Bilangan dalam bahasa Sunda
Bilangan Lemes :
1: hiji
2: dua
3: tilu
4: opat
5: lima
6: genep
7: tujuh
8: dalapan
9: salapan
10: sapuluh 
Berbeda dengan bahasa Sunda, kata 'Jatuh' mempunyai banyak arti tersendiri
Jatuh ke depan - 'TIKUSRUK'
Jatuh ke belakang - 'NGAJENGKANG'
Jatuh dari atas - 'MURAG'
Jatuh terlempar - 'NGAJUNGKEL'
Jatuh karena tersandung - 'TIKOSEWAD'
Jatuh lalu meluncur - 'NGAGOLOSOR'
Jatuh ke lubang - 'TIGEBRUS'
Jatuh terpeleset - 'TISEUREULEU'
Belum lagi jika ditambah maknanya
Jatuh dari tempat tidur - 'NGAGUBRAG'
Jatuh tertidur - 'KASIREP'
Jatuh sampai kehilangan kesadaran - 'SAKARAT'
Jatuh ga bangun-bangun - 'BOA-BOA KOJOR'
Jatuh ga sengaja - 'TUALIKEUH'
Jatuh terguling-guling - 'NGAGULUNDUNG'
Jatuh meluncur ga ada penahannya - 'MOROSOT'
Jatuh meluncur dari mainan luncuran - 'POROSOTAN'
Jatuh cinta - 'BEGER'
Jatuh miskin - 'MALARAT'
Jatuh dari lantai 5 - 'MODAR MEREUN' (?)

B.       Beberapa macam dalam Bahasa Sunda
Pertama : dalam Bahasa Sunda, huruf vokalnya ada 6. 
Bahasa Sunda memiliki 6 huruf vokal, yaitu a, i, u, é, o, dan eu.
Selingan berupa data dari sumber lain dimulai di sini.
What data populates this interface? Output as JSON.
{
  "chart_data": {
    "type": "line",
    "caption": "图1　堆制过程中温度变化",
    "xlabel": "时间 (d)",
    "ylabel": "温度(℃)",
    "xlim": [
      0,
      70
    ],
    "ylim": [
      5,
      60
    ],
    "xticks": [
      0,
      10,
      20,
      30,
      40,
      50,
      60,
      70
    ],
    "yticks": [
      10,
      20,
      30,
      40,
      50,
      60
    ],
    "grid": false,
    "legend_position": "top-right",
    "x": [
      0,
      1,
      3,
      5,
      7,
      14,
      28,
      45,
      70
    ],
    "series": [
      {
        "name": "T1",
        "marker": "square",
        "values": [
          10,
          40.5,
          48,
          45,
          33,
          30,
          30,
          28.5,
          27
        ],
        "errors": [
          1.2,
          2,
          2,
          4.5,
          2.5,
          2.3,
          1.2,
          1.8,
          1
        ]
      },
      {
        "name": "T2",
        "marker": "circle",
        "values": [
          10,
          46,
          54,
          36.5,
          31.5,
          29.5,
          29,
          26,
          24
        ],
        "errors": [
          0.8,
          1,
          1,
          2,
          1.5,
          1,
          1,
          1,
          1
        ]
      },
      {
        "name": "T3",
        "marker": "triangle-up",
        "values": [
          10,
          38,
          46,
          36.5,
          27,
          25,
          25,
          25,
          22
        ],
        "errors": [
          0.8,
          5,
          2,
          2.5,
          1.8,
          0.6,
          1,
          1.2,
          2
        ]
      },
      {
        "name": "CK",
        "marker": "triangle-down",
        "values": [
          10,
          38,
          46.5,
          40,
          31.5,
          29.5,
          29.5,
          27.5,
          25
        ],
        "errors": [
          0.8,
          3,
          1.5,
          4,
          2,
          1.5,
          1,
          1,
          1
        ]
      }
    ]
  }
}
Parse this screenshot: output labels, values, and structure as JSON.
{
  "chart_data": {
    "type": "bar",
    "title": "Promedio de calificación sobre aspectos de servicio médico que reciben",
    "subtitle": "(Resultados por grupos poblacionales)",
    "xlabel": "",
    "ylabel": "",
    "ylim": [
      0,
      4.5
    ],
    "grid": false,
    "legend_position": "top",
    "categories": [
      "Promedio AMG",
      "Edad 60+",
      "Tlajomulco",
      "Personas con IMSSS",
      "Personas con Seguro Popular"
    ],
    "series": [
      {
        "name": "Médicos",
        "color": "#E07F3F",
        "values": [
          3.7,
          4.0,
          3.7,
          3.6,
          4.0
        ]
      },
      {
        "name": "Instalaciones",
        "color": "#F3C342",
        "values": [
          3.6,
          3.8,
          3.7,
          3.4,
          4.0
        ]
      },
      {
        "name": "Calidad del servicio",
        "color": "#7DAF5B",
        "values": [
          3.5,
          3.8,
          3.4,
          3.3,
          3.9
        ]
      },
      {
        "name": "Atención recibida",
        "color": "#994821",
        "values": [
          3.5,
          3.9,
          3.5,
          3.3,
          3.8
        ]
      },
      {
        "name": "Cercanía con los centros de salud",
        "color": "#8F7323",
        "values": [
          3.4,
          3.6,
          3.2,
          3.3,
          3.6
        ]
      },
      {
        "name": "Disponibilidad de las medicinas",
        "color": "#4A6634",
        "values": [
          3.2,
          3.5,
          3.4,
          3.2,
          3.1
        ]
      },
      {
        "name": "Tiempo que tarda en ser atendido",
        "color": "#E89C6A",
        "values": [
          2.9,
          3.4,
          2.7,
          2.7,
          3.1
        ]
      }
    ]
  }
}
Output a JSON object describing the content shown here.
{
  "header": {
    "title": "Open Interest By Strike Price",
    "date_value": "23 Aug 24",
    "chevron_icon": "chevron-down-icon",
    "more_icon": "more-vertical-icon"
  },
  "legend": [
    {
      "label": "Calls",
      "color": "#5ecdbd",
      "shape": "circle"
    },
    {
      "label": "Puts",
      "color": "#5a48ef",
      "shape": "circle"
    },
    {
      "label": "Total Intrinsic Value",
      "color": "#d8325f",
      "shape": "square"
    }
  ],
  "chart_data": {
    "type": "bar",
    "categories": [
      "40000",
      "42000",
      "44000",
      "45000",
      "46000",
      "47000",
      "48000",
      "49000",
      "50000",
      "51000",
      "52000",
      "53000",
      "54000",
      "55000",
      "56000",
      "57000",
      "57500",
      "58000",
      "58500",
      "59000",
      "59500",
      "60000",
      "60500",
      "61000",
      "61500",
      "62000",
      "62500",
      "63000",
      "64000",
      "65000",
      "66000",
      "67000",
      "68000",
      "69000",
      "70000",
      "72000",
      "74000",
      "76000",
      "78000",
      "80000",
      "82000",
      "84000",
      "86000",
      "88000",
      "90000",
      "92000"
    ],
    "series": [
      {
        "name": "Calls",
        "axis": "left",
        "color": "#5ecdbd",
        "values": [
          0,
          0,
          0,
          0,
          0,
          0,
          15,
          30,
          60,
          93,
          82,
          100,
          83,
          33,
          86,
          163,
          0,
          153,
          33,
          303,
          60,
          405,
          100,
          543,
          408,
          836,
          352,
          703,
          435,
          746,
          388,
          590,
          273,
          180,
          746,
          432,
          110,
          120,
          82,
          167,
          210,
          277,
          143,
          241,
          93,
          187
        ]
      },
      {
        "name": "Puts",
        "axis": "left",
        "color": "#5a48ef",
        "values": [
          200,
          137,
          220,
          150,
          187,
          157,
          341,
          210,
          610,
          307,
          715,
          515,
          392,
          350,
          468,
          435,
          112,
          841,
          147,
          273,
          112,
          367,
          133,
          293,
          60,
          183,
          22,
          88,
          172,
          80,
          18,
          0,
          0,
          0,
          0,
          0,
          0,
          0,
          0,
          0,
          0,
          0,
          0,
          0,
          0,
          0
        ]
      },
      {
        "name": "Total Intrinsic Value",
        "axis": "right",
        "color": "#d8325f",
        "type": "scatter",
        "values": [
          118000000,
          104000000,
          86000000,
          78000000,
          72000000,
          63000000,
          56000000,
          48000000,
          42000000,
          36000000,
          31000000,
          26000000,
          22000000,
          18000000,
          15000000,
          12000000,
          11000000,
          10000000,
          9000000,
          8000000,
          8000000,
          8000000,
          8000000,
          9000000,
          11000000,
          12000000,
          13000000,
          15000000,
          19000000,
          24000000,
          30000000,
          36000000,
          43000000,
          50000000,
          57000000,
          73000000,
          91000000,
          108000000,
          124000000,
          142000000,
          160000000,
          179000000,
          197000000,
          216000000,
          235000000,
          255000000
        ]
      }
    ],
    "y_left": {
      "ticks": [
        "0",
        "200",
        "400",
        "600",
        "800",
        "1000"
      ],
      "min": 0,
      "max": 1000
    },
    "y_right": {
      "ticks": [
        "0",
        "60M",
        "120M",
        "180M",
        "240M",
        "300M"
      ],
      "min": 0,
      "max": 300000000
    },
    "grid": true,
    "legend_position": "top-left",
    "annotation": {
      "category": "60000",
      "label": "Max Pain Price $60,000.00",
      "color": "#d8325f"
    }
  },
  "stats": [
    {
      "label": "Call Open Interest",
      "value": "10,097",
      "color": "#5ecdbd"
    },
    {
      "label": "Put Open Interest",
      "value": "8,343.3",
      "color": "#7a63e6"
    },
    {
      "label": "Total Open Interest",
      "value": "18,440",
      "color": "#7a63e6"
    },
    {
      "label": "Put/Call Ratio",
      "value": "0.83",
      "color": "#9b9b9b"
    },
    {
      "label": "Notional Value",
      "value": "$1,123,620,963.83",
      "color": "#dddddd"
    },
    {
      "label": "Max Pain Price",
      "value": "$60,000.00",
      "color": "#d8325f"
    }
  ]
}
Huruf e biasa tanpa tanda curek diatas berbeda dengan é dengan curek diatasnya. (apa atuh yah curek téh Bahasa Indonesianya?). Beda pengucapannya. Huruf e biasa diucapkan seperti e pada kata ‘berenang’ atau ‘terbang’. Sedangkan é seperti ini dibaca seperti ‘e’ pada kata ‘sate’ atau ‘tokek'. Jadi jangan disamakan antara kecap dengan kécap dalam Bahasa Sunda. Kecap dengan huruf 'e' tanpa curek artinya 'kata'. Sedangkan kécap tau kan? Bukan alat musik petik. Kécap itu cairan kental hitam manis/asin yang itu téa gening yang suka dicampurin ke baso!
Kedua : orang sunda terkenal dengan soméahnya. (Haha apa ya soméah)? 
Soméah dalam Bahasa Indonesia artinya orang yang selalu tebar senyuman dan sopan santun. Memang, orang sunda pada umumnya selalu mengucapkan “punten” sebari senyum dan sedikit membungkukkan badan apabila ia lewat di depan seseorang atau orang banyak. Orang sunda yang dilewati itu menjawab dengan senyuman serta ucapan “mangga”. Selain punten – mangga, ada juga kata sapaan yang hampir sama artinya dengan punten – mangga, yaitu sampurasun – rampes. Sampurasun merupakan singkatan dari Sampura(hampura) yang artinya punten sedangkan Rampes itu artinya “baik” (setara dengan “mangga,” silakan). Dan masih banyak lagi bukti bahwa orang sunda termasuk orang yang soméah. Kata punten - mangga juga dijadikan suatu lagu unik yang bisa sambil dimainkan dengan tepuk tangan dengan teman, demikian petikan lagunya. "punten - mangga, ari ga gatot kaca, ari ca cau ambon, ari bon bonteng asak, ari sak sakit perut, ari ru rujak asem, ari sem sempal sempil, ari pil pilem rame, ari me meja makan, ari kan kantong kosong, ari song songsong lampu, ari pu pulau bali, ari li liang belut, ari lut lutung hideung, ari deung deungeun sangu, ari ngu ngurus ucing, ari cing...... cingcangkeling manuk cingkleung cindeuteun, ............."
Ketiga : orang sunda asli tidak fasih mengucapkan huruf “F”. 
Kebanyakan orang Sunda sulit untuk mengucapkan huruf “F”, banyak orang menyebut hurup “F” diganti dengan huruf “P” contohnya saja orang sunda menyebut nama “Fani” diganti dengan sebutan “Pani”, sedangkan Facebook menyebutnya dengan Pesbuk, menyebut kata “Fitnah” diganti dengan “Pitnah” dan masih bnyak contoh-contoh lain.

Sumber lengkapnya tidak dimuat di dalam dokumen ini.